A cog in the drive train of IT

The purpose of IT in an organisation is to help the organisation achieve output. That output might be widgets manufactured, students enrolled, or even an IT service.


(C) https://www.flickr.com/photos/wwarby/

To do so there are many people that work together in the machine that we call the IT organisation. Each cog in the machine has its role in delivering power to the rear wheels of the vehicle that is the enterprise.

There are many things that get in the way. I will over-extend the metaphor of a car drivetrain to try and describe some of the challenges.

Efficiency the ability os a system to deliver most of its input to its output. We are all familiar with those little things that make things inefficient. Endless meetings needed to get ‘everyone on board’ with an idea. The paperwork, the justification and re-justification required to get and keep budget. All those little things that take up time, but don’t add to the output. Those wheels spinning like fidget spinner, working hard but going nowhere fast.

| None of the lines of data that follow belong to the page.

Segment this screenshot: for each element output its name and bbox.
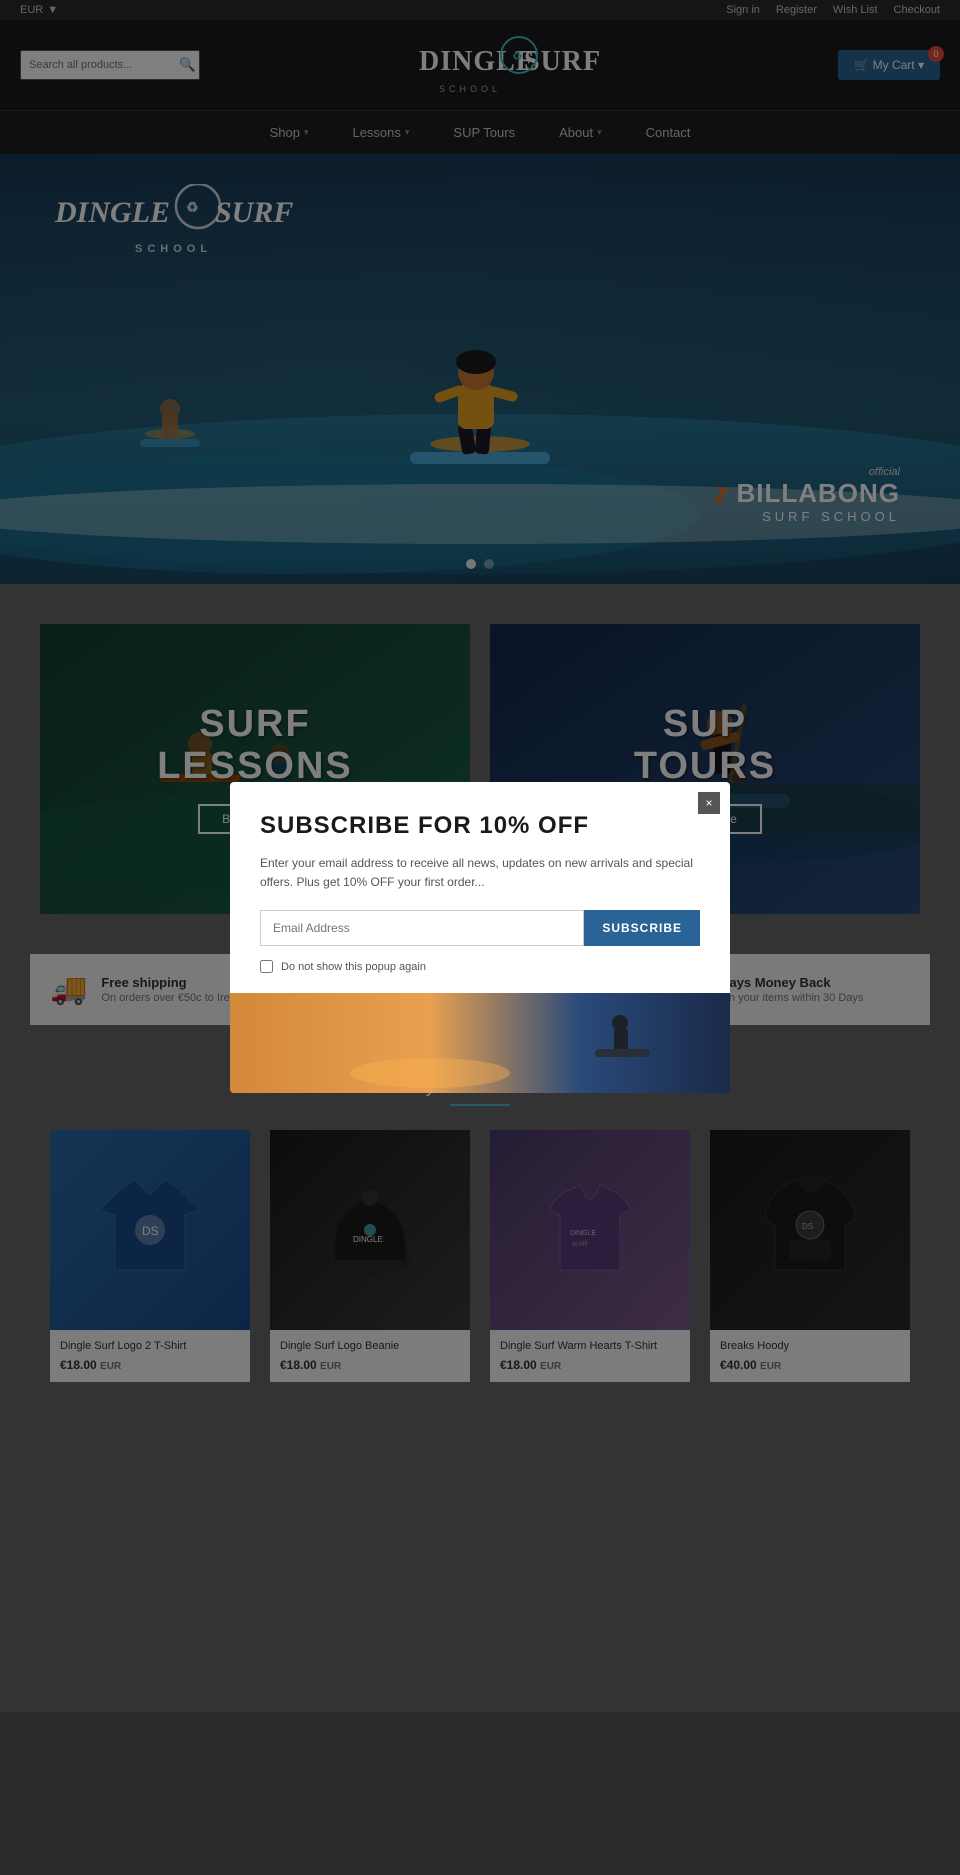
popup-content: SUBSCRIBE FOR 10% OFF Enter your email a…	[230, 782, 730, 993]
no-show-popup-checkbox[interactable]	[260, 960, 273, 973]
popup-sunset-svg	[230, 993, 730, 1093]
popup-close-button[interactable]: ×	[698, 792, 720, 814]
popup-bottom-image	[230, 993, 730, 1093]
popup-subscribe-button[interactable]: SUBSCRIBE	[584, 910, 700, 946]
popup-email-row: SUBSCRIBE	[260, 910, 700, 946]
popup-description: Enter your email address to receive all …	[260, 854, 700, 892]
subscribe-popup: × SUBSCRIBE FOR 10% OFF Enter your email…	[230, 782, 730, 1093]
popup-checkbox-row: Do not show this popup again	[260, 960, 700, 973]
popup-title: SUBSCRIBE FOR 10% OFF	[260, 812, 700, 840]
popup-email-input[interactable]	[260, 910, 584, 946]
no-show-popup-label[interactable]: Do not show this popup again	[281, 961, 426, 973]
popup-overlay: × SUBSCRIBE FOR 10% OFF Enter your email…	[0, 0, 960, 1875]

The other side is effectiveness. There is no point delivering more power to the wheels if it simply causes the wheels to spin. or if the car isn’t heading in the right direction. The most highly tuned engine won’t help a mediocre driver like myself. The car will be slipping and sliding all over the place. So, a mechanism is needed to steer the car, and ensure the output goes in the right direction. I have written elsewhere about doing the wrong thing well. So often it isn’t the IT department can’t deliver, it doesn’t deliver what the business needs most. That said, the best driver in the world will struggle in an underpowered vehicle.

An an over optimised engine can’t adapt. The drag racer that can’t handle sharp bends, or the formula one car on a rally track. The IT department that is really good, but doesn’t stop to ask ’Should we be doing this?’ or ‘Is there a better way?’

Where do you sit? Do you see how what you do adds to the efficiency or effectiveness of the organisation? If your job were to be eliminated, how long before customers would notice?

Lastly, how aware of their role are the people you work with?

This is partly a management and culture issue, trying to install customer focus as a core value. And unfortunately, this required two things from management,

  1. to practice what they preach, and
  2. not just to do, but to be seen to have done

But what can you do as a lowly employee? How about you give two hoots about your job and find ways to keep adding value.